Do you feel like increasing the number of your children?
We are doing family planning. The standard of living makes you think twice. The children need to eat, dress, go to school where you buy uniforms, pay activity fees, building fees... This forces you to plan your family.
Section 11
Were you here during the times of the 1991-92 clashes.
Yeah I was here.

How did these clashes start?
The main cause of these clashes was never known or understood. Though a District Commissioner by the name Samuel Chang'ole was heard telling his people the Sabaot, to “separate the maize from the beans”. We did not comprehend its meaning till the clashes begun. The Sabaot started eliminating the Bukusu, Teso and other tribes- Abagusii, Luos, Kikuyu and Merus, all those who used to work here in the forest.

You had earlier said that tribal clashes caused you people to move from Kaptama to Kamusinga in 1963?
Those clashes were political - between KANU and KADU followers. I was young but I saw vehicles transporting people who were fleeing the clashes. I too saw the G.S.U (General Service Unit). Even the recent ones were political between KANU and FORD. The KANU zones feared the opposition. So that started burning and chasing out those that were not supporters of KANU.

How did these clashes affect you?
We ran away. We lost property, they burnt houses, we lost everything that we had built. Even if you walk around this area, you will not see the cows. They stole all our cattle.

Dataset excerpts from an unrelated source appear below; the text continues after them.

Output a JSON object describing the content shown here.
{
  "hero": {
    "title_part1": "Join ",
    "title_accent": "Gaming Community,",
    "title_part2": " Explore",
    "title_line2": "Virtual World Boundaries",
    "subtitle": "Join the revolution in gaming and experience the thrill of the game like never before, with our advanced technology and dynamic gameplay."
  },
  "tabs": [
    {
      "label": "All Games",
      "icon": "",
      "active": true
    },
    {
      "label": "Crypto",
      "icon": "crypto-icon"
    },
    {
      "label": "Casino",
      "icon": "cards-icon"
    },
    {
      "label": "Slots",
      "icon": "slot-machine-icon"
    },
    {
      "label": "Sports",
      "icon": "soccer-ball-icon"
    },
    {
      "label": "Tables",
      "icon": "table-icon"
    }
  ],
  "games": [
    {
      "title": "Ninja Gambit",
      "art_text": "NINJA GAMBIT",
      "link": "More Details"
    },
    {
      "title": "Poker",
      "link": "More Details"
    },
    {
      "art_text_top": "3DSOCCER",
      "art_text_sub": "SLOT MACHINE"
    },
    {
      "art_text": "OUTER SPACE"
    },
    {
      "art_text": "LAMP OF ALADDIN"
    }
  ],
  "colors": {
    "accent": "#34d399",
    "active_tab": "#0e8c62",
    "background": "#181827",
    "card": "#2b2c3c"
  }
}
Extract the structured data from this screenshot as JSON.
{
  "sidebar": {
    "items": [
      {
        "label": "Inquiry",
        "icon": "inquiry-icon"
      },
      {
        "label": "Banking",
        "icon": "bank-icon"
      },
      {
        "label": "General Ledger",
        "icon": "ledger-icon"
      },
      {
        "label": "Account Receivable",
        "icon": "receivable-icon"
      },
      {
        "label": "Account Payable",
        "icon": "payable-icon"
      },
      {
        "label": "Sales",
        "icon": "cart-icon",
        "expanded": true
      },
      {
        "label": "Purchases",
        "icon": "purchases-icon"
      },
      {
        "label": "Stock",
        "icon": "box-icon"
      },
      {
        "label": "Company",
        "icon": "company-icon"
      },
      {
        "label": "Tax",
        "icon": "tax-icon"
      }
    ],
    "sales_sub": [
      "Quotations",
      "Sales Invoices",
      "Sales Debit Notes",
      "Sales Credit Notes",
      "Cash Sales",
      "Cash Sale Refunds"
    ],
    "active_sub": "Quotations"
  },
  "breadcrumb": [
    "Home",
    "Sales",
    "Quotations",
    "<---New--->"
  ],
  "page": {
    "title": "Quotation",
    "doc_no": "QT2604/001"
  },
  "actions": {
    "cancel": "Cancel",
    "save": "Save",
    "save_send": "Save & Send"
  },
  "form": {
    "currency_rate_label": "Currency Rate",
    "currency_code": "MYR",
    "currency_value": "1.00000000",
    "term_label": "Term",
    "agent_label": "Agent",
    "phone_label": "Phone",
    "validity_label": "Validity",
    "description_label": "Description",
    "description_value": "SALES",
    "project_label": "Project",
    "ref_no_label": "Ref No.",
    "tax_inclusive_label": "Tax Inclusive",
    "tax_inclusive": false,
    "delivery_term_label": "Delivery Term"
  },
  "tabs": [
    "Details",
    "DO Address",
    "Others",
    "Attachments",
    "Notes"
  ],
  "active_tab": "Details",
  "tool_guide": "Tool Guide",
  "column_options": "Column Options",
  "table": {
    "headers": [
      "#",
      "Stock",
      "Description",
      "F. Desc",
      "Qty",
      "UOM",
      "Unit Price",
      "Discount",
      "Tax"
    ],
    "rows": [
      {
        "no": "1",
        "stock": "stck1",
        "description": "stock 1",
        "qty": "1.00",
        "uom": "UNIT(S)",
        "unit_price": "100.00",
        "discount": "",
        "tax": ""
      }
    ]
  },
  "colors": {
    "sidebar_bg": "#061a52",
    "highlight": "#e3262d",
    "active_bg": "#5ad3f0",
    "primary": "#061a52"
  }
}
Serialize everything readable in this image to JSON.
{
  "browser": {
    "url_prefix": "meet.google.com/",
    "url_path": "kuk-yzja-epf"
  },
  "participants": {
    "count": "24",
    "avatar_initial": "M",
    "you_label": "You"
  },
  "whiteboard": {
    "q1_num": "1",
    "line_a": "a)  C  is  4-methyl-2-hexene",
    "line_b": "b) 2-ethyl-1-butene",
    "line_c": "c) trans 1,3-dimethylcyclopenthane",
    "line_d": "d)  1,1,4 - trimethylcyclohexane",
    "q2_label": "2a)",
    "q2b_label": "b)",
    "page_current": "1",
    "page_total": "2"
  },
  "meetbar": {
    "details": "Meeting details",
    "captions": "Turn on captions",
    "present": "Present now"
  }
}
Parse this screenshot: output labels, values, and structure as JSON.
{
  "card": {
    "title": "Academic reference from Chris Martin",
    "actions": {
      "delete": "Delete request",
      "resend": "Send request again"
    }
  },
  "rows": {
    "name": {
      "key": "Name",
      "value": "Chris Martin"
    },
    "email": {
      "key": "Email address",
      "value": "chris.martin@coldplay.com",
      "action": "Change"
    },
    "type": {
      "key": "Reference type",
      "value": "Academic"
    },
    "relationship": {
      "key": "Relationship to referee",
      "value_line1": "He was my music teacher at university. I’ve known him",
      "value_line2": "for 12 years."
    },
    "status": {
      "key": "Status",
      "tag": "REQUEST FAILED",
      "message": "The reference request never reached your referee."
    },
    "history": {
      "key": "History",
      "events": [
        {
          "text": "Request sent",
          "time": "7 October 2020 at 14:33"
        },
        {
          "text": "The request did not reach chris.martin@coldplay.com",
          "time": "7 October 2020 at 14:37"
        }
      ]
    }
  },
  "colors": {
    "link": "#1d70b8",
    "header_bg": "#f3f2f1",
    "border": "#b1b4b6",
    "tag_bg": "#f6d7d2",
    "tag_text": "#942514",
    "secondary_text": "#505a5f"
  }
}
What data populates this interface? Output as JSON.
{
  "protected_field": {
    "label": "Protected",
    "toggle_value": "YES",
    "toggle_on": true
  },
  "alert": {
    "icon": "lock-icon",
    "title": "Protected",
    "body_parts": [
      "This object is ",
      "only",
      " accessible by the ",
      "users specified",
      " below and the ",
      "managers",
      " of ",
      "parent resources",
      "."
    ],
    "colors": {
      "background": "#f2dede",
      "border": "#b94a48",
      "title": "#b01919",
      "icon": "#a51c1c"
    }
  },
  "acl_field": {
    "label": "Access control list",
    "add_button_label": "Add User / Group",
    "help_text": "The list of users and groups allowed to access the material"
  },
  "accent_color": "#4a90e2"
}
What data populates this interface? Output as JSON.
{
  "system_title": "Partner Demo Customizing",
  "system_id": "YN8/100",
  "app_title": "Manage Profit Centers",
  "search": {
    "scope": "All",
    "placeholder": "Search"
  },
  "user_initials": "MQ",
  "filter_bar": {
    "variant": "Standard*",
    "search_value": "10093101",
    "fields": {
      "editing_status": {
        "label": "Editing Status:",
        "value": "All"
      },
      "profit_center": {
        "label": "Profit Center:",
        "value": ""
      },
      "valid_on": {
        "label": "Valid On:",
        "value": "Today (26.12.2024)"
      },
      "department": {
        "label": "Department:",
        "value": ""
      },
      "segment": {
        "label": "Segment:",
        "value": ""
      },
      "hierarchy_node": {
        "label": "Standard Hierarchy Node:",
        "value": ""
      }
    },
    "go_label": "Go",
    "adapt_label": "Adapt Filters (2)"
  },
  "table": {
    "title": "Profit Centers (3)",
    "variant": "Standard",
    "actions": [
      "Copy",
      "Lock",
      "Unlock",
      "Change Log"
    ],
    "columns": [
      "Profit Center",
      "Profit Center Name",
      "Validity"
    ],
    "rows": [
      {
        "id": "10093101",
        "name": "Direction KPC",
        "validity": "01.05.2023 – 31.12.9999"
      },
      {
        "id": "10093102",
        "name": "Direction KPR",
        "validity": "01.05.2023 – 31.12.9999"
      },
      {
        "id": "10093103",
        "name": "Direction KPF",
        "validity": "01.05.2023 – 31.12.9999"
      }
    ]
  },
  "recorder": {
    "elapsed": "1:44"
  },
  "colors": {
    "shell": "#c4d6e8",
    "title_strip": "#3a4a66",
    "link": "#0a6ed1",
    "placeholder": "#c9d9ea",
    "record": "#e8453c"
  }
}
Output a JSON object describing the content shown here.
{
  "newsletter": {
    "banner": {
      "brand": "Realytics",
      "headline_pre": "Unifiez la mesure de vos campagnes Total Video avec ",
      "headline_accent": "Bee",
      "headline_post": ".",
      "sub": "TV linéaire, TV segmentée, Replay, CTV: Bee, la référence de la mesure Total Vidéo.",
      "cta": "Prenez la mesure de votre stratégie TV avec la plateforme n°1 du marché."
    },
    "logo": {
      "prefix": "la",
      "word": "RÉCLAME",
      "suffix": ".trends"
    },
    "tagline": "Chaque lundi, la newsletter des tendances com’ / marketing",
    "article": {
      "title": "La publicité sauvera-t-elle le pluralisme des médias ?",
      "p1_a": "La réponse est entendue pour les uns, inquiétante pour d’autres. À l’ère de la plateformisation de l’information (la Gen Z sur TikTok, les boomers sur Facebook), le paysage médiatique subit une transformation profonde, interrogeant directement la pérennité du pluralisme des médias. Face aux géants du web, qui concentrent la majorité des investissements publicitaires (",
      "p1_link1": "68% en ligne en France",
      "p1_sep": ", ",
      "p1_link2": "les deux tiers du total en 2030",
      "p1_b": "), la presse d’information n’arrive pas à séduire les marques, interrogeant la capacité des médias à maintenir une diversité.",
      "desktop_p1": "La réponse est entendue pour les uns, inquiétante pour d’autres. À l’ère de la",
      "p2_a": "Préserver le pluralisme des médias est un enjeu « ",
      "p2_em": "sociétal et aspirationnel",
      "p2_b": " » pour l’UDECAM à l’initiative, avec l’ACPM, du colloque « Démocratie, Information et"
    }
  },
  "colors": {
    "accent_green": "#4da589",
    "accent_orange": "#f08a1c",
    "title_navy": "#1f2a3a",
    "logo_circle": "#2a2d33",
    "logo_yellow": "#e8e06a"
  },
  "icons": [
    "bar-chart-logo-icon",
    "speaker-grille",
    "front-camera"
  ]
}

Did you know those people who stole the cows?
Yeah. It is the Sabaot who got support from across the border of Uganda. These people happen to be their cousins. They are the Sebei. We did not resist. We just ran away.

Here where we are, did they burn houses?
They burnt all the houses here up to the market there.

Now, are these new houses that you have built?
These are houses that have been built for us by ActionAid people. They provided us with material. Don't you see that all houses here are round in shape? Even the house plan was given to us by these ActionAid people. They gave us assistance, then we came back.

So, were it not for their assistance, you would not have come back.
We would have come back but it would have been very difficult. We do not have grass, trees and many other necessities.

All those who ran away, have they all come back?
Most of them have come back though they are coming slowly. Since 1991, they came back by last year 1995. Up those sides of Kamweru, Namorio, most of them have sold their land. Even here in Kamtiong, others have sold their land. Even there across the river. You will be able to see him. Mr Kaipei saw compassion for him. He was living in Kamtiong market with his large family. He told him to come and live in a portion of his land with his family instead of suffering there in the market.
Section 12
Thanks for the good conversation we have had. If we have anything we would like to enlighten us on, we will come back to you.